Der wichtigste Faktor, der den Wert des Britischen Pfunds beeinflusst, ist die Geldpolitik, die von der Bank of England festgelegt wird. Die BoE richtet ihre Entscheidungen danach aus, ob sie ihr Hauptziel der „Preisstabilität“ – eine Inflationsrate von etwa 2 % – erreicht hat. Ihr wichtigstes Instrument ist die Anpassung der Zinssätze. Wenn die Inflation zu hoch ist, wird die BoE versuchen, sie durch Zinserhöhungen zu dämpfen, was in der Regel positiv für das Pfund ist, da höhere Zinsen das Vereinigte Königreich für internationale Investoren attraktiver machen. Fällt die Inflation zu niedrig aus, deutet dies auf ein langsameres Wirtschaftswachstum hin, und die BoE könnte die Zinsen senken, um das Kreditangebot zu erhöhen und Investitionen anzuregen.
Wirtschaftsdaten sind zentrale Indikatoren für die Stärke der britischen Wirtschaft und beeinflussen maßgeblich den Wert des Pfund Sterling. Daten wie das Bruttoinlandsprodukt (BIP), Einkaufsmanagerindizes (PMI) und Arbeitslosenzahlen geben Hinweise auf die wirtschaftliche Entwicklung. Eine robuste Wirtschaft zieht ausländische Investitionen an und könnte die Bank of England (BoE) dazu bewegen, die Zinsen zu erhöhen, was das Pfund unterstützt. Schwächere Daten hingegen führen zu einem Abwärtstrend des Pfunds.

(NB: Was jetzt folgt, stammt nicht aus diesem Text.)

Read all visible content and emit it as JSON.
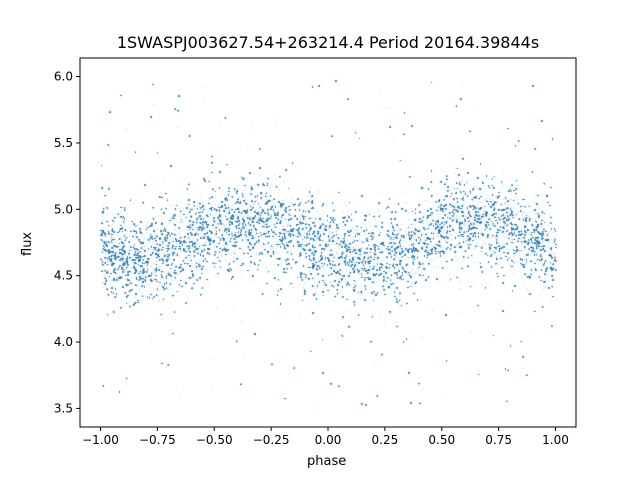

Für das britische Pfund ist die Handelsbilanz ein wichtiger Indikator. Sie misst den Unterschied zwischen den Einnahmen aus Exporten und den Ausgaben für Importe über einen bestimmten Zeitraum. Exportiert ein Land stark nachgefragte Güter, führt die höhere Nachfrage aus dem Ausland zu einer Stärkung der Währung. Eine positive Handelsbilanz stärkt das Pfund, während ein Defizit die Währung schwächt.